After I grew a little, I used to always feel a little disturbed by little girls who struggled making friends or were left out of groups. I also usually only felt at home with people whom others seemed to reject even when I wasn’t the one being rejected at the time. So yeah, I don’t think the pain and sadness we’ve felt for ourselves as children ever really goes away— it’s just redirected. We project ourselves on the lonely, or the ignored, the “oh so perfect” people who are terrified of failing, and we fight for them, cry for them and remain on their sides faithfully for as long as they need us and forget that we as children once wished for the person we are right now.
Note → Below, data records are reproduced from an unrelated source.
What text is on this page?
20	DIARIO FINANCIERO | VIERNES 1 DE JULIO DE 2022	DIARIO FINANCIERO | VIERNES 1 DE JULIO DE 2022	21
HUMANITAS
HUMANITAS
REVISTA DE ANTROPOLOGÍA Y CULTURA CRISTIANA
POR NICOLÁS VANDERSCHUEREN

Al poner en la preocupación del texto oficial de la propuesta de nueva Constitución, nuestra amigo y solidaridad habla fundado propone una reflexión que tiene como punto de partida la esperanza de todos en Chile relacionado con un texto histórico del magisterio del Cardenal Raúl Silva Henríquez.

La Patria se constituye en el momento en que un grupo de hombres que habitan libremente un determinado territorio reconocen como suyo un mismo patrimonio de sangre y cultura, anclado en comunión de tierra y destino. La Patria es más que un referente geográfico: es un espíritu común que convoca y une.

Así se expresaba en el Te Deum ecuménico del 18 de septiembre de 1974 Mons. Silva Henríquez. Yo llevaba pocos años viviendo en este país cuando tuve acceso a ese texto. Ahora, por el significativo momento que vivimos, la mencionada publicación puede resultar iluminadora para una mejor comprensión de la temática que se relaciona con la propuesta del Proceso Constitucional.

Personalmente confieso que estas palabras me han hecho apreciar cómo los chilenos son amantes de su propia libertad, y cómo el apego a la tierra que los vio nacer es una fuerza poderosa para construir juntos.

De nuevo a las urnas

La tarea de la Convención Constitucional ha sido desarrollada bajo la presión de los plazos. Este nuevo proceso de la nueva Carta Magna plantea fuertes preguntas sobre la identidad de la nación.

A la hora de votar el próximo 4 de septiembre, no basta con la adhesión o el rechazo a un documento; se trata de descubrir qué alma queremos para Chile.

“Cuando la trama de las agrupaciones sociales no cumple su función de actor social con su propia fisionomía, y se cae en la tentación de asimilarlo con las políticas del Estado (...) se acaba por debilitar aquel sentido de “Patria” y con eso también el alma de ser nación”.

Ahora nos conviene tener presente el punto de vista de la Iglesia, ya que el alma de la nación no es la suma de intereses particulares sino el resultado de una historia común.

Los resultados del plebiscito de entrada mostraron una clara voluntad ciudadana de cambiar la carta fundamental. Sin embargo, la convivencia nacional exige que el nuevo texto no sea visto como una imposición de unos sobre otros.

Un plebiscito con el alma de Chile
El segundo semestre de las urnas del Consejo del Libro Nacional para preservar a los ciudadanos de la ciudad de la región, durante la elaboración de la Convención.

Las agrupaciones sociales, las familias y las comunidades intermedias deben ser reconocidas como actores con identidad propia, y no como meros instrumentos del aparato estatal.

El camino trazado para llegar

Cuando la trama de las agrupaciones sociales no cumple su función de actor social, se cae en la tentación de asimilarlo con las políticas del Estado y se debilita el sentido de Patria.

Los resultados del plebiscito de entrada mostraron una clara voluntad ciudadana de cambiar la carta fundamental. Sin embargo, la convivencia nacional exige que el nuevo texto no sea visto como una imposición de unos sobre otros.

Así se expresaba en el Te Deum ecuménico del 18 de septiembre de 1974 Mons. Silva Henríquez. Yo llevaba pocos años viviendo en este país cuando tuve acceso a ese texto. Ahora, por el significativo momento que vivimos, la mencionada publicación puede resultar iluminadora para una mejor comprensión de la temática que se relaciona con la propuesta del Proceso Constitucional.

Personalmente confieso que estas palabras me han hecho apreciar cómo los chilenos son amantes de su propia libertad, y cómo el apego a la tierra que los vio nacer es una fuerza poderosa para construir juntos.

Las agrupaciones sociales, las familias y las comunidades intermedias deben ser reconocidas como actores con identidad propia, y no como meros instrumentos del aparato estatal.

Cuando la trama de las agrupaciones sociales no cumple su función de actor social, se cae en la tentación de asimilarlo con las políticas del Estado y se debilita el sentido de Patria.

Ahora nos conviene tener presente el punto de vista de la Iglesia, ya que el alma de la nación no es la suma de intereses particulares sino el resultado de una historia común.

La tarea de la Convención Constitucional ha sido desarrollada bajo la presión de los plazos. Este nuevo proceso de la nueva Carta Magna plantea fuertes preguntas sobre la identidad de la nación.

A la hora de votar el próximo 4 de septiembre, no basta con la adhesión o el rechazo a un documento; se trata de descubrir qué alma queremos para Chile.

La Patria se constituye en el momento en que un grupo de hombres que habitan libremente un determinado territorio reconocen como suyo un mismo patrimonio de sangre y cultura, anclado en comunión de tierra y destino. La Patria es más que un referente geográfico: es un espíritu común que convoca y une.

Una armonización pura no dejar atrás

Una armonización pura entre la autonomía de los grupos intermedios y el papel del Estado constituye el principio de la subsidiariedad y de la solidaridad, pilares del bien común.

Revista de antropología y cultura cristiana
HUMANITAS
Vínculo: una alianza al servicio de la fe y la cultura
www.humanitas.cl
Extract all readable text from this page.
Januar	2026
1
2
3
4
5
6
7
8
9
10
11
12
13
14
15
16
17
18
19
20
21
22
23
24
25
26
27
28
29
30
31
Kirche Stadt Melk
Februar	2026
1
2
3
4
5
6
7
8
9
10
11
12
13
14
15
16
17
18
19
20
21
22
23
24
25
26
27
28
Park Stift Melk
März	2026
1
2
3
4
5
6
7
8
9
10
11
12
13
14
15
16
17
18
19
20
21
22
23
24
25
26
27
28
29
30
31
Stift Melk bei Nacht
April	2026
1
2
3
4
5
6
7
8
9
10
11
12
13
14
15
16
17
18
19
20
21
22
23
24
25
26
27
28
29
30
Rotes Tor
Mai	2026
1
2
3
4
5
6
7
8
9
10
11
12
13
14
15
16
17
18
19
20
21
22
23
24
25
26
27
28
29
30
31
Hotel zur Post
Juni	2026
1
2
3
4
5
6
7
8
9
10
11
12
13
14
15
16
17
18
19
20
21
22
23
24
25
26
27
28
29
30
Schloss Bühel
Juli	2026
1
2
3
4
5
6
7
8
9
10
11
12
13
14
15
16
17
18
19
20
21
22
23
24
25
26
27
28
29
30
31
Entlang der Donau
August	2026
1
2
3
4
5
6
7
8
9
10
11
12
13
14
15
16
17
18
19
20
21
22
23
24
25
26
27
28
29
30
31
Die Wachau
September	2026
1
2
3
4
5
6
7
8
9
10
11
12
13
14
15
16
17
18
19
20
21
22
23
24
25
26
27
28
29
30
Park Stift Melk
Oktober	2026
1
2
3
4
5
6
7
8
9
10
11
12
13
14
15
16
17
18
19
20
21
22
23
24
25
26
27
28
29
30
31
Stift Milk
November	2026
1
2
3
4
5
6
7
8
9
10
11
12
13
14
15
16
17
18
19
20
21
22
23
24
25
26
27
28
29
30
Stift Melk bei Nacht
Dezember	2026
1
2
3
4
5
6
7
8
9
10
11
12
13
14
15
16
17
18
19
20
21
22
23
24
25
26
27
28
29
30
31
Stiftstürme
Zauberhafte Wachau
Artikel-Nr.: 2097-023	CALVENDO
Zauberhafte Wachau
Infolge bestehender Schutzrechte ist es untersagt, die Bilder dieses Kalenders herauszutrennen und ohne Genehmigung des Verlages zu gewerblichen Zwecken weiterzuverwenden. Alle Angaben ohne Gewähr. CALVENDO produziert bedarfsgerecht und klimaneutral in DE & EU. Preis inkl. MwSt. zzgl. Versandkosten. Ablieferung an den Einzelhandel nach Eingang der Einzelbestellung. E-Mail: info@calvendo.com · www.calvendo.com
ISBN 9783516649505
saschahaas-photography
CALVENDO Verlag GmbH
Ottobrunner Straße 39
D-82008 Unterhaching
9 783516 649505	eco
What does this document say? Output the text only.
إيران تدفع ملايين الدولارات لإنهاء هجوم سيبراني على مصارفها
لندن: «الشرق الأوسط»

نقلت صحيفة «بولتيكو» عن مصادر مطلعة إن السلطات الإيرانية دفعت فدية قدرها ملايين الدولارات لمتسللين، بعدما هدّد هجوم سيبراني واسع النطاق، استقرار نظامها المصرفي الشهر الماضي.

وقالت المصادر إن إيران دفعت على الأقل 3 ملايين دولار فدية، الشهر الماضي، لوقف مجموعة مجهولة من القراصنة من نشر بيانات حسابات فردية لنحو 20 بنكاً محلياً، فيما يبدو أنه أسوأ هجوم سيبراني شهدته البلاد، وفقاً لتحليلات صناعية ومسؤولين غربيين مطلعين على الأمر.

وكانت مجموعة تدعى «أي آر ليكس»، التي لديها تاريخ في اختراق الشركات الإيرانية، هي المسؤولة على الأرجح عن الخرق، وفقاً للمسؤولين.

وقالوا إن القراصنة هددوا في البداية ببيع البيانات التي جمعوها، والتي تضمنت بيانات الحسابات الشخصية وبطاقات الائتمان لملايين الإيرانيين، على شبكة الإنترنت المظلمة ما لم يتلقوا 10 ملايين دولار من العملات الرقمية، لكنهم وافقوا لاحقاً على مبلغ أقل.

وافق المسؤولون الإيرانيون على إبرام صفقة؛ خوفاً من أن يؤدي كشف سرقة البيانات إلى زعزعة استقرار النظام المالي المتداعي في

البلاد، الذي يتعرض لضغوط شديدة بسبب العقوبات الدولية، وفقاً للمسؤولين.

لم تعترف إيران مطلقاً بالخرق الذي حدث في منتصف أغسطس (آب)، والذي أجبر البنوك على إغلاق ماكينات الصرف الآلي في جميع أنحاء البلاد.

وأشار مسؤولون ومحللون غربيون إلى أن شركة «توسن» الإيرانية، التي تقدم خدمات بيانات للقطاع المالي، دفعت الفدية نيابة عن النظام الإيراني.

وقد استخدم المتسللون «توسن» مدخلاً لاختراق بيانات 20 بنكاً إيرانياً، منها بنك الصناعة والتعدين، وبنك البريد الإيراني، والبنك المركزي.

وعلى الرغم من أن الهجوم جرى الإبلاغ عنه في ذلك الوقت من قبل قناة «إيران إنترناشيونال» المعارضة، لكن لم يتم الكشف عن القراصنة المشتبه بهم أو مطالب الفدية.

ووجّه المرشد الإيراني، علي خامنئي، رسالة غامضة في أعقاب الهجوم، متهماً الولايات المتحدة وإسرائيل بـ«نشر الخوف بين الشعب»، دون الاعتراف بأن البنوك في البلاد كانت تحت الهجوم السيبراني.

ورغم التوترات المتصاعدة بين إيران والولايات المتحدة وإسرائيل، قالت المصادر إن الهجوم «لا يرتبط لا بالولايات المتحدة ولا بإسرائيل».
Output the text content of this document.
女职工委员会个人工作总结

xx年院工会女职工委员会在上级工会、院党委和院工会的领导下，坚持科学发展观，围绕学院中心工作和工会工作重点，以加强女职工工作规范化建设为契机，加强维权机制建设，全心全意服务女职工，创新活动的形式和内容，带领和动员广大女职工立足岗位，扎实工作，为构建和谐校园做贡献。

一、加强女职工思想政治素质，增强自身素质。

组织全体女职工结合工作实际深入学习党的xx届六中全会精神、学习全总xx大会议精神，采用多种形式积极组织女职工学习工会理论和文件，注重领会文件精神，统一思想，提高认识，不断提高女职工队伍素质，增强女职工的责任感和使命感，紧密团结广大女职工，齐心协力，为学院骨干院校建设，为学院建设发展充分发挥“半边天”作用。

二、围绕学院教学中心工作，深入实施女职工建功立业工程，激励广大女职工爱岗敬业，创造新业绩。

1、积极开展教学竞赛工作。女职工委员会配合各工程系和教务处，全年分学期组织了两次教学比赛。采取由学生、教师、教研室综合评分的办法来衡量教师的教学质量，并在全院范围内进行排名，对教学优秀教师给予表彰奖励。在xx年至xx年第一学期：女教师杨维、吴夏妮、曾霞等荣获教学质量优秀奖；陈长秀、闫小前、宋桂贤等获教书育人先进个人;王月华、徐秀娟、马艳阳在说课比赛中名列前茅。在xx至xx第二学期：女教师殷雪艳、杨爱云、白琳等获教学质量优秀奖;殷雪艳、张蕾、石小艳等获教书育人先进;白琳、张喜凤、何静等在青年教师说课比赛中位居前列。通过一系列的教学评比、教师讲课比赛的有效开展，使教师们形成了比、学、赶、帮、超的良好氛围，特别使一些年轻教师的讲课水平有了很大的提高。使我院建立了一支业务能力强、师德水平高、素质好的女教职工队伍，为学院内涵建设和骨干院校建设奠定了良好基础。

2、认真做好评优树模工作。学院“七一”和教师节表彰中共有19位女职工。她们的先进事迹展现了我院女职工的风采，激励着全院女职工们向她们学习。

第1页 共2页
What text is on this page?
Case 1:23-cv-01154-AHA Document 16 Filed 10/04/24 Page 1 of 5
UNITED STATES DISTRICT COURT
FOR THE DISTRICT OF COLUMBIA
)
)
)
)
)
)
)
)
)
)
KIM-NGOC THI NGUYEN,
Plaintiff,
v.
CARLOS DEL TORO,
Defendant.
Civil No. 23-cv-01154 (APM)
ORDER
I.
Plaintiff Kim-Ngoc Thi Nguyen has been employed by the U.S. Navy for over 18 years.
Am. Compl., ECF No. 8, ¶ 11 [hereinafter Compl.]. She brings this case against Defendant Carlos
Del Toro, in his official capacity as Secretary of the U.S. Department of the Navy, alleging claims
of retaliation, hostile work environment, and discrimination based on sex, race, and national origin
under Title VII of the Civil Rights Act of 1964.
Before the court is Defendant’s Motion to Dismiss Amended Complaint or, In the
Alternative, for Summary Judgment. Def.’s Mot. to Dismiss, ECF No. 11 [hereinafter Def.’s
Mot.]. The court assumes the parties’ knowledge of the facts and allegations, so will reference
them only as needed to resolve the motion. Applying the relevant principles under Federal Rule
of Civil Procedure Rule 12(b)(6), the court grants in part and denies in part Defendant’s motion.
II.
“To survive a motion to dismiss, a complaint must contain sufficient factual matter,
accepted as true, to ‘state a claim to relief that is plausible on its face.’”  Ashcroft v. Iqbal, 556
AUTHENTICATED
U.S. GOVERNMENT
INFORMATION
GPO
In some backwards way I think we are trying to be our own heroes. Soothing the screaming child on the inside of us buried in the depths of our memories by fighting for what we thought he or she truly deserved. Can we save them? How many can we save until we feel better about our past? About our pain? About what we always thought we deserved, but never had a chance to receive. Sometimes I think all those tears we cry for others comes from the tortured child hidden in the ice of our souls. Our minds cry for others but our souls, they weep for themselves, but what would we be without our glaciers of ice that pile high inside of us? A great deal less compassionate. This piece is not to discourage you. I say rejoice in your pain. It’s no longer just your tears, it’s a part of you, evolving in a world of change, into something greater than sadness, something like hope.